Ultimately, we need to fight for our own government, a workers' government - a government that stands up for our interests and services, just as the Tory government is doing the bidding of international capital.
No cuts to jobs and services! The unions should fight to win, not just to protest. For workers' unity across Europe.
Tax the rich! VAT should be cut, not raised. Seize the banks’ huge wealth!
Wages that match the cost of living! Wages, pensions and benefits should be inflation-proofed. No attacks on benefits.
Jobs for all! Share out the work by reducing the working week to 35 hours - cut profits, not pay. Nationalise firms declaring mass lay offs.

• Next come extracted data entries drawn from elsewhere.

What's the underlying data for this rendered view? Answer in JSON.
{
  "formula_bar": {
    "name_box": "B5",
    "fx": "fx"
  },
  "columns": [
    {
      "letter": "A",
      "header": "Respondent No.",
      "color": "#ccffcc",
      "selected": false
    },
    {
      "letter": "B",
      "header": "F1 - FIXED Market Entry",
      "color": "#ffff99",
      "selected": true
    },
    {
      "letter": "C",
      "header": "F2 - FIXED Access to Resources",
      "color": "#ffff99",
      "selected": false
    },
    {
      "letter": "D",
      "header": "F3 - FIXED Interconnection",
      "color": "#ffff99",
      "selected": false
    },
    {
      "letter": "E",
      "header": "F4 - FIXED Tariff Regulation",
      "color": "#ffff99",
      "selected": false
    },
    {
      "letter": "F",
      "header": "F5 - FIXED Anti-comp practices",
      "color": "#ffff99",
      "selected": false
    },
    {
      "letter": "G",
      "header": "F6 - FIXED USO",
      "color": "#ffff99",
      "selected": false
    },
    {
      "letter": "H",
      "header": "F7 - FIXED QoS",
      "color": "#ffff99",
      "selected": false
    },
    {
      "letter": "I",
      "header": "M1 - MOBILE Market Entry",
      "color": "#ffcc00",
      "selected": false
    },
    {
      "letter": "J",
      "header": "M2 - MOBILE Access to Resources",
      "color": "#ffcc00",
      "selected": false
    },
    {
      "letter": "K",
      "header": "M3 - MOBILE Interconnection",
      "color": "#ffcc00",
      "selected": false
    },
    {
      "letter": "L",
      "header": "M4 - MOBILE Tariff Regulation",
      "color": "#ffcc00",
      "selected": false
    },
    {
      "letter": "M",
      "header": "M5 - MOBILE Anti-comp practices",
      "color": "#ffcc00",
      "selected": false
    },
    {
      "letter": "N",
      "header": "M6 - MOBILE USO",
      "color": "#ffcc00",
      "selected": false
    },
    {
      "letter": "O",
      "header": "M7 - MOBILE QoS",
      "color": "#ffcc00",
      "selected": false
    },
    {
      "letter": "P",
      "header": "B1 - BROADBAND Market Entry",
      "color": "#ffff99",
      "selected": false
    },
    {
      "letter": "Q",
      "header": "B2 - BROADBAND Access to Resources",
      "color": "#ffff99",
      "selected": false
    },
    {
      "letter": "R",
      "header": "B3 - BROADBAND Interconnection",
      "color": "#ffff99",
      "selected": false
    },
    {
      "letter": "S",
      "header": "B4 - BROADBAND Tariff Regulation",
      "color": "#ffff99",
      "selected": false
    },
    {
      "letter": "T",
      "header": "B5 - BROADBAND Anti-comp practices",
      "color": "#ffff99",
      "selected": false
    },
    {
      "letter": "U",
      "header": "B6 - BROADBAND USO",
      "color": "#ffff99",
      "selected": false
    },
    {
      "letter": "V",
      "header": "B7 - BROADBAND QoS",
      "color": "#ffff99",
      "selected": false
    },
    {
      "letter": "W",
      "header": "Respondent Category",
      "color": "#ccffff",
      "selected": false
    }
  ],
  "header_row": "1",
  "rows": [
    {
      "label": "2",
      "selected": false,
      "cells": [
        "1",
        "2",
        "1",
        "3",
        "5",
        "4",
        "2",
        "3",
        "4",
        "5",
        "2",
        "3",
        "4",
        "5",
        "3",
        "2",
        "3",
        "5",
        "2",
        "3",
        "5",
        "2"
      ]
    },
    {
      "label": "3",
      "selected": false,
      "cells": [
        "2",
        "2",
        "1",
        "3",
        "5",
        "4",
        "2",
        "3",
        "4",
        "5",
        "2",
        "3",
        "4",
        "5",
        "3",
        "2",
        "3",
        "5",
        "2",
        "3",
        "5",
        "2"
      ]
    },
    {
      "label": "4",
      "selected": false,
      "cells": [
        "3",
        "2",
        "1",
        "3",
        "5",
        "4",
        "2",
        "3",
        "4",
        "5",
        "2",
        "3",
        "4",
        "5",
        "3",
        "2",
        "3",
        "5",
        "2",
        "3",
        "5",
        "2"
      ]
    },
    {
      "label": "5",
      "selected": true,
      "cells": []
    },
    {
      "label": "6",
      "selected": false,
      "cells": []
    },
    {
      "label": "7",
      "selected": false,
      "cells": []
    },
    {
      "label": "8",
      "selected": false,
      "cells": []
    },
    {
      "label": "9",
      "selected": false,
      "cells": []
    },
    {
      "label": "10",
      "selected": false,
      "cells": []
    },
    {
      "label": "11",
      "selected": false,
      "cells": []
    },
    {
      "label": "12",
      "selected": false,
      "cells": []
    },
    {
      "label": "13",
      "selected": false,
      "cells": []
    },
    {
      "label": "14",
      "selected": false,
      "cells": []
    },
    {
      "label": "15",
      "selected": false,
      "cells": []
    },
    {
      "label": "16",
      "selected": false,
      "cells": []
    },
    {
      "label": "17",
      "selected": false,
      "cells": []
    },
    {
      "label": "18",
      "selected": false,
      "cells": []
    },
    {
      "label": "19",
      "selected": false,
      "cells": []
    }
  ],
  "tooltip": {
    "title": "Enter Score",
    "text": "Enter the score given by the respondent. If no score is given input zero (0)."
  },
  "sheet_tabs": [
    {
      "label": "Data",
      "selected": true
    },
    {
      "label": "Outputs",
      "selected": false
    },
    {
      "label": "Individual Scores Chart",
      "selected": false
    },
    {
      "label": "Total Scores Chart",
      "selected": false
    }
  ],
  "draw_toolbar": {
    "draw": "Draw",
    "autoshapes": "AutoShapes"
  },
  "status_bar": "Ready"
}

Free education for all. Fight the fee increase, scrap fees, no graduate tax - a living grant for every student.
Decent homes for all. Fight the attacks on council housing and Housing Benefit. Mass council house building.
Free the unions. Defend democratic rights. Defy and campaign to abolish the anti-union laws. Defend the right to organise and protest, against police violence and intimidation.
Open the books. Access to company accounts so we can challenge the bosses' version of what is affordable and work out how to solve the crisis on our terms.
Fight racism and its causes. Unless we fight, it will be the far right that reaps the political benefit from the Tory attacks.
Demand that Labour fights. The unions should fight to make Labour pledge to reverse the cuts and scrap the anti-union laws. Demand that Labour councillors refuse to implement the cuts.